There was an ongoing climate event, the Roman Cooling, during which Central Asian ethnic groups were migrating out along the steppes, which are like the North American Great Plains, but instead of N-S they go E-W. This resulted in generations of pressure on the Roman polity in northern and western Europe, and large shifts and new layers of paint as it were. But everything had to work out the way that it did to result in my own rather unremarkable and mostly unremarked existence, so I'm okay with this. :^)
Emperor Constantine wound up ruling the entire Empire, which was beset on all sides, and did a pretty good job. He stopped wasting resources on persecution of Christians, who made up a very large part of the population by that time. He publically converted (although he continued to revere Mars and Apollo), wound up executing various members of his family, and replaced the old Greek city Byzantium with the remarkable Constantinople. The "Engineering an Empire" episode about Constantinople is well worth seeing. In a way, he's the Henry VIII of the Roman Empire; he converted to a new faith, but still did observations in the old one, he used the power of the state and supremo of his religion to confiscate treasuries from the pagan deities' temples, and demolishing same, analogous to Viii's dissolution of the monasteries.

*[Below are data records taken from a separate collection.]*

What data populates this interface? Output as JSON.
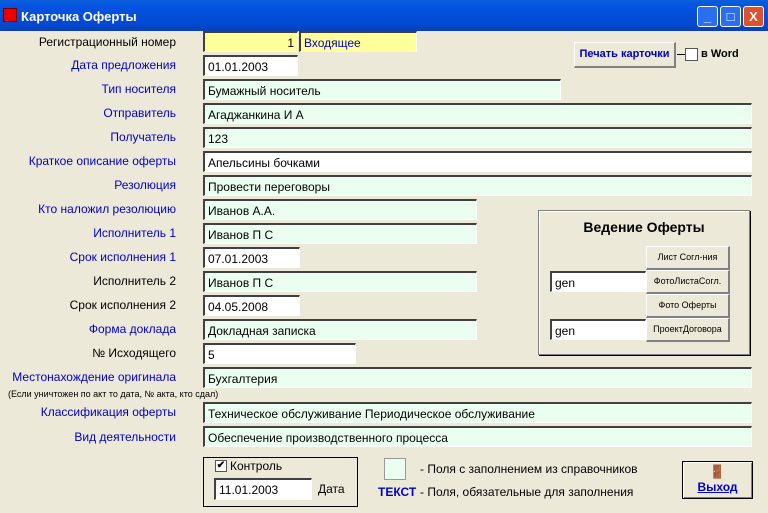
{
  "window": {
    "title": "Карточка Оферты",
    "minimize": "_",
    "maximize": "□",
    "close": "X"
  },
  "print": {
    "button": "Печать карточки",
    "word_label": "в Word",
    "word_checked": false
  },
  "fields": {
    "reg_label": "Регистрационный номер",
    "reg_number": "1",
    "reg_type": "Входящее",
    "date_label": "Дата предложения",
    "date": "01.01.2003",
    "carrier_label": "Тип носителя",
    "carrier": "Бумажный носитель",
    "sender_label": "Отправитель",
    "sender": "Агаджанкина И А",
    "recipient_label": "Получатель",
    "recipient": "123",
    "summary_label": "Краткое описание оферты",
    "summary": "Апельсины бочками",
    "resolution_label": "Резолюция",
    "resolution": "Провести переговоры",
    "resolver_label": "Кто наложил резолюцию",
    "resolver": "Иванов А.А.",
    "executor1_label": "Исполнитель 1",
    "executor1": "Иванов П С",
    "deadline1_label": "Срок исполнения 1",
    "deadline1": "07.01.2003",
    "executor2_label": "Исполнитель 2",
    "executor2": "Иванов П С",
    "deadline2_label": "Срок исполнения 2",
    "deadline2": "04.05.2008",
    "report_label": "Форма доклада",
    "report": "Докладная записка",
    "outgoing_label": "№ Исходящего",
    "outgoing": "5",
    "location_label": "Местонахождение оригинала",
    "location": "Бухгалтерия",
    "location_note": "(Если уничтожен по акт то дата, № акта, кто сдал)",
    "class_label": "Классификация оферты",
    "class": "Техническое обслуживание Периодическое обслуживание",
    "activity_label": "Вид деятельности",
    "activity": "Обеспечение производственного процесса"
  },
  "panel": {
    "title": "Ведение Оферты",
    "btn1": "Лист  Согл-ния",
    "btn2": "ФотоЛистаСогл.",
    "btn3": "Фото  Оферты",
    "btn4": "ПроектДоговора",
    "input1": "gen",
    "input2": "gen"
  },
  "control": {
    "label": "Контроль",
    "checked": true,
    "date": "11.01.2003",
    "date_label": "Дата"
  },
  "legend": {
    "ref_text": "-  Поля с заполнением из справочников",
    "req_sample": "ТЕКСТ",
    "req_text": "-  Поля, обязательные для заполнения"
  },
  "exit": {
    "label": "Выход"
  }
}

It's strange to consider that the final fall of the Roman Empire took place about 40 years before Columbus set sail in the Santa Maria.
Yup, that's what I'd kinda thought (probably the same for the German word, Latin route), and that's what the wiki-wacky page sez. I've been wondering if Kasserine Pass (site of a US defeat in WWII) may have its roots in Qasr / castra as well. Probably not though, unless it's indirect.
might be a great place for a remake of The Lost Patrol
So, SunkenCiv, what’s the strategic advantage of a “fortlet” like this. Even though it could house a garrison and a small unit of cavalry, what else did it do. Would it provide temporary refuge from an uprising until help arrived? Was it really just a trading center with protective walls?
I read quite a bit, but still didn’t find the answers to these questions.
Thanks.
It was a long frontier, but distant from any meaningful settlements, so, no indigenous uprisings to worry about, and the garrison had unobstructed views, probably in all directions. They were a cavary force and could patrol and strike quickly if needed. Other forts of course existed along and (as here) out in front of the more than 900 mile Limes Arabicus. The barrier tended to funnel trade into Roman controlled gates across ancient existing routes.
I just read a summary -- I'm sure I've seen that, I must have been very young, and it was on TV. And not a bad idea. Of course, it would need some sprucin' up...
Sometimes I wonder how various pieces - stone and brick especially - end up on the ground . . . where they rest.
Around here, you can see 1 twister every 5-10 minutes during the afternoon hours, on a warm sunny day.
The lower portion of the twister, drills the ground and rocks, raising dust 300 ft plus into the air.
Usually there is pause - in appearance, as stuff falls back to the ground - and then 50 to 200 ft away, that twister’s base is ready for more earth moving.
At night, with the sun long gone, the heat of your roof will “attracts” a small twister, and stuff up on the roof is then moved around. Rocks end up on the ground around your domicile.
So, I am thinking that the elements move those bricks and stone, more than visitors, in some locations.
I think the reason more of these stones remain than at other sites is the remoteness of the location. Perfectly good reusable building stone, vs. unshaped local rocks that are nearby.